Minister of Justice, Hon. Delroy Chuck, says lotto scamming must be strongly denounced and those who see it fit to make the crime an occupation should be ostracised and frowned upon.

“Lottery scamming preys on one of the most vulnerable populations – the elderly,” he pointed out.

“Lotto scamming is criminal. Quite frankly, if we know anybody engaging in lotto scamming we are going to send them straight to the courts. We have put together legislation where we now guarantee that the scammers will spend some good time in jail,” he warned.

Minister Chuck was speaking at a recent community sensitisation session at the Montego Bay Convention Centre in Rose Hall, St. James.

He said the Government is taking a zero-tolerance approach to lotto scamming and other crimes that are threatening to tarnish Jamaica’s name.

He noted that Jamaica has always been well respected in the international community as a strong proponent of equal rights and justice.

He cited the country’s role in the fight against apartheid in South Africa and for the release of Nelson Mandela from prison.

“I will always remember Jamaica’s unrelenting advocacy for the human rights of people everywhere from Africa to the Caribbean,” Mr. Chuck said.

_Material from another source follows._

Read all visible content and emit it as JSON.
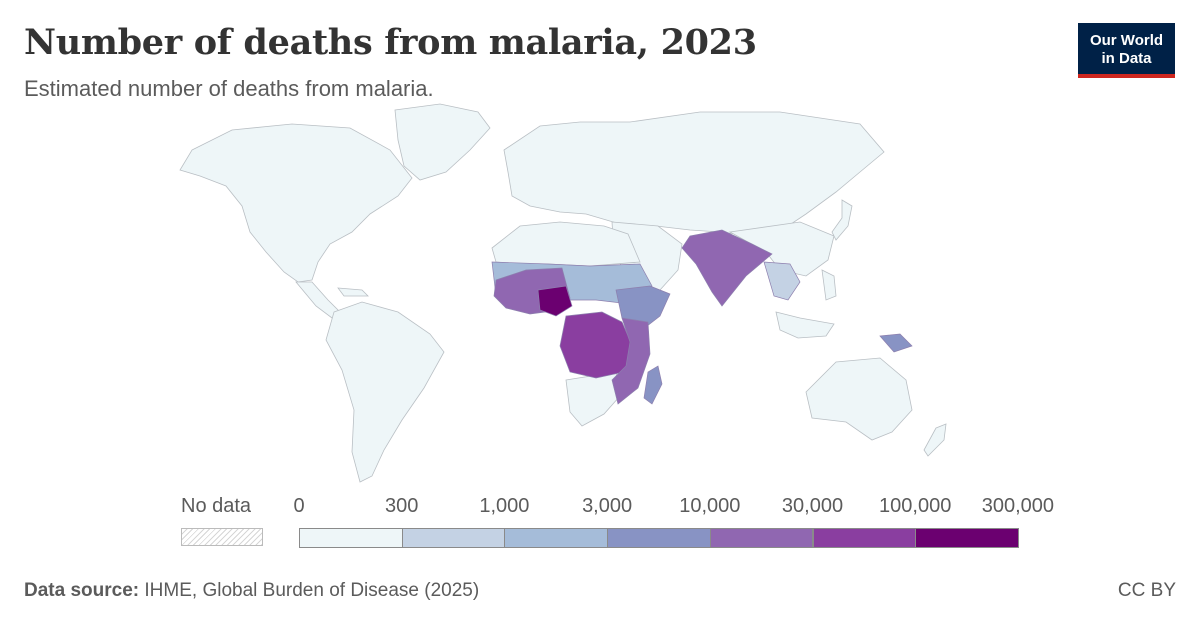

He noted that Jamaicans take pride in engaging in practices that are designed to achieve sustainable livelihoods for their families and a good education for their children.

He said that there was always a strong ethical code in many communities that governs how people live, care for each other and the protection of the vulnerable. “We were not rich, but we respected the rule of law,” he pointed out.

Minister Chuck said it is very important that Jamaica be remembered for all the right reasons, pointing to the recent exploits of the country’s athletes at the Rio, Brazil Olympic Games as proof that “whenever we are good, there’s nobody better”.

The Minister said that some things are more important than money, noting that while illicit gains may buy a nice house and car “it will not bring respect, decency and a sense of humanity”.